An unusual entry in the catalogue of UK folk singer Sharron Kraus is In The Rheidol Valley (MORC RECORDS MORC #57), for which she collaborated with Michael Tanner of Plinth, United Bible Studies, Tex La Homa, and Pantaleimon; in fact Tanner played on her album The Fox’s Wedding. The album is as much a musical release as it as a document of their rural ramblings, when they simply went for a walk in this undisturbed part of the Aberystwyth countryside with their instruments (including perhaps an autoharp, drum and some small bells), sat down and improvised these slow and lonely instrumental pieces. The recordings are extremely modest and quiet, so gentle that you feel a light summer breeze might cause them to evaporate instantly; and the open-air feel translates onto disc wonderfully. Perhaps the most evocative instance of their work is the 53-second piece of ethereal beauty simply called ‘Valley Bells’, which is like a breathless comment on the beauty of the landscape expressed simply by a single tiny percussion instrument. I also like the beautiful ‘Valley 5’, which feels like an English version of a Popol Vuh tune. All too soon, everything fades away and slips through the fingers like Elvish gold, a dream in the mist of the Welsh landscape. Exists as a limited press vinyl LP and was released 17th May 2011.

Dachau Blues…and Greys

Another field recording based work, but with quite a different intent from the above, is the double-disc set Gurs/ Drancy/ Gare de Bobigny/ Auschwitz/ Birkenau/ Chelmo-Kulmhof/ Majdaneck/ Sobibor/ Treblinka (GRUENREKORDER GRUEN 085 / BRUIT CLAIR RECORDS BC06) created by Stéphane Garin and Sylvestre Gobart. The two discs are compilations of recent field recordings made at these sites of Nazi concentration camps and extermination centres across parts of Europe (France, Poland and the Ukraine); the package comes with several monotone photographs, and the artists intend to “draw up a sound and photo picture” of these zones.

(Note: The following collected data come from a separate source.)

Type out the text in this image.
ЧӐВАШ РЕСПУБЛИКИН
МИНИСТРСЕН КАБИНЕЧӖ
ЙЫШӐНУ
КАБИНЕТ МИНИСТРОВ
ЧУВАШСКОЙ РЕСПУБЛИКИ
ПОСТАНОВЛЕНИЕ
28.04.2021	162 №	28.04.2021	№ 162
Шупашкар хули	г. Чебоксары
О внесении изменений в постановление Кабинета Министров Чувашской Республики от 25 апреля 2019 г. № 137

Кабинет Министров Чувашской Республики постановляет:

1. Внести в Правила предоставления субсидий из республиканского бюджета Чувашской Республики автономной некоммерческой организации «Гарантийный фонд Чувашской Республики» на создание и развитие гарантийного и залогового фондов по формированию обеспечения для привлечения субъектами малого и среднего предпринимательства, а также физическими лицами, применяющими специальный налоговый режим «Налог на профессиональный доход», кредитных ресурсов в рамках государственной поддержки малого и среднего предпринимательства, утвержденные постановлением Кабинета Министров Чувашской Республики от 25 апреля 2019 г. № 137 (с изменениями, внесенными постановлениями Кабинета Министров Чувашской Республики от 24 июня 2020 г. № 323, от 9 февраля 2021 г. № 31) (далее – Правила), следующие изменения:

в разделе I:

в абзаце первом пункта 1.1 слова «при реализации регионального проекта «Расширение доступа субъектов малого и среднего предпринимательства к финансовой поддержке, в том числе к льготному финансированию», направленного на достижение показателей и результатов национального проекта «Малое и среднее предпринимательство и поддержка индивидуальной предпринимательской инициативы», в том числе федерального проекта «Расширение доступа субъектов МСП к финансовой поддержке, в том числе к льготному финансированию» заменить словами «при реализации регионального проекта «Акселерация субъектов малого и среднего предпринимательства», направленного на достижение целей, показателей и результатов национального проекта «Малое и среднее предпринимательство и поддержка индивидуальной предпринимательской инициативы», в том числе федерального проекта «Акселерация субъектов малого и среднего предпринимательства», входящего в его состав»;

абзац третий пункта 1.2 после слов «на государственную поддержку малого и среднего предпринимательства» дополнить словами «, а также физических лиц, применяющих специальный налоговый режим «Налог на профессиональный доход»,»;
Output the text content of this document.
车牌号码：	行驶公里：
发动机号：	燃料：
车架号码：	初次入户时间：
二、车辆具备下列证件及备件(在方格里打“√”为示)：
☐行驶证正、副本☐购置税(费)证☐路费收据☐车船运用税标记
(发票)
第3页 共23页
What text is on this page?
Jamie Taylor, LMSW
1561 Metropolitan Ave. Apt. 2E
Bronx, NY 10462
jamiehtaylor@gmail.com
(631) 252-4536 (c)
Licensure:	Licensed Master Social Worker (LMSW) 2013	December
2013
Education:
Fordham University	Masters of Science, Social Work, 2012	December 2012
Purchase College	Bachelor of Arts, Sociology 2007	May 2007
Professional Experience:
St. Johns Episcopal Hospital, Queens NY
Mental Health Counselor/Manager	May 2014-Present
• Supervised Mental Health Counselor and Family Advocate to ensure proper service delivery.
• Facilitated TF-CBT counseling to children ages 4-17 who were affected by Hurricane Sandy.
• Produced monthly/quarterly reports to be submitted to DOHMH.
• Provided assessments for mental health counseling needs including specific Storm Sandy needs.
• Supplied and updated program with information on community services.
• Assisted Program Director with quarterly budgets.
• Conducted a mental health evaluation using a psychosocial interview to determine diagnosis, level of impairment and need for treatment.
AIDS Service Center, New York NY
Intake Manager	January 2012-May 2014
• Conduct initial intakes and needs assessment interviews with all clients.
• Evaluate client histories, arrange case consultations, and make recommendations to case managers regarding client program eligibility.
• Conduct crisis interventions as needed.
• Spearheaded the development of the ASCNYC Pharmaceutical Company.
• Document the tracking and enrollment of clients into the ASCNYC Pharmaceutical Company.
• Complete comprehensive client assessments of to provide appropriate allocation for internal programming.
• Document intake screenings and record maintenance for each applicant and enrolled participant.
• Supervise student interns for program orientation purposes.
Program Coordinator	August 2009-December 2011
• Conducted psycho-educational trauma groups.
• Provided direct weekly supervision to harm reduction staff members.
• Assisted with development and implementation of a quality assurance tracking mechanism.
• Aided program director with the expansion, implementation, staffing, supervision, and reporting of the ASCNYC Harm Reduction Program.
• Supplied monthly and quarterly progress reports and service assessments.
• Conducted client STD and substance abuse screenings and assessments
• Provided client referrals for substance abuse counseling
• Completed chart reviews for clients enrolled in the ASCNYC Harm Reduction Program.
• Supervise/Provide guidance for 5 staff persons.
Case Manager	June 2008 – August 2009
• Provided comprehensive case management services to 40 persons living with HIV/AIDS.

I must stress that their work has serious artistic intent, and is nothing to do with certain “industrial” musicians who, in the past, have flirted with Nazi and death-camp imagery simply for its shock value. No, the idea behind this release is to explore memories of the past, collecting recordings from these camps which are now monuments and memorials, making edits and assembling short incomplete and inconclusive episodes, and finding out what might be revealed. Since many of these sites are now museums and used as educational places for school field trips, quite often we hear troops of visiting school children; at other times we hear machinery, cars, trains and other vehicles; also the voices of guides of curators, gently discussing matters. Mostly though we hear a strange and indescribable grey murmur, a distant rumbling, which (given the context) cannot help but be strangely moving. The inserted portfolio of grey photographs are equally evocative in like manner. The artists say they wish to “call up what cannot be seen any longer” and “show that there is nothing left to see”; the recordings are named, quite simply and starkly, with factual locations and dates, and there is no attempt to build a narrative from these disjointed segments of information. This approach starts to raise many troubling questions about the nature of our collective memory, and casts doubt about the meaning of history, our ability to remember things at all. Oddly enough I write these lines after seeing the retrospective Gerhard Richter show at the Tate Modern, and some of his powerful paintings (also working with shades of grey, very coincidentally) touch on quite similar themes, attempting to excavate buried memories; I’m thinking especially of his 1965 portraits of Uncle Rudi and Herr Heyde. In all, this is a very interesting release which I recommend.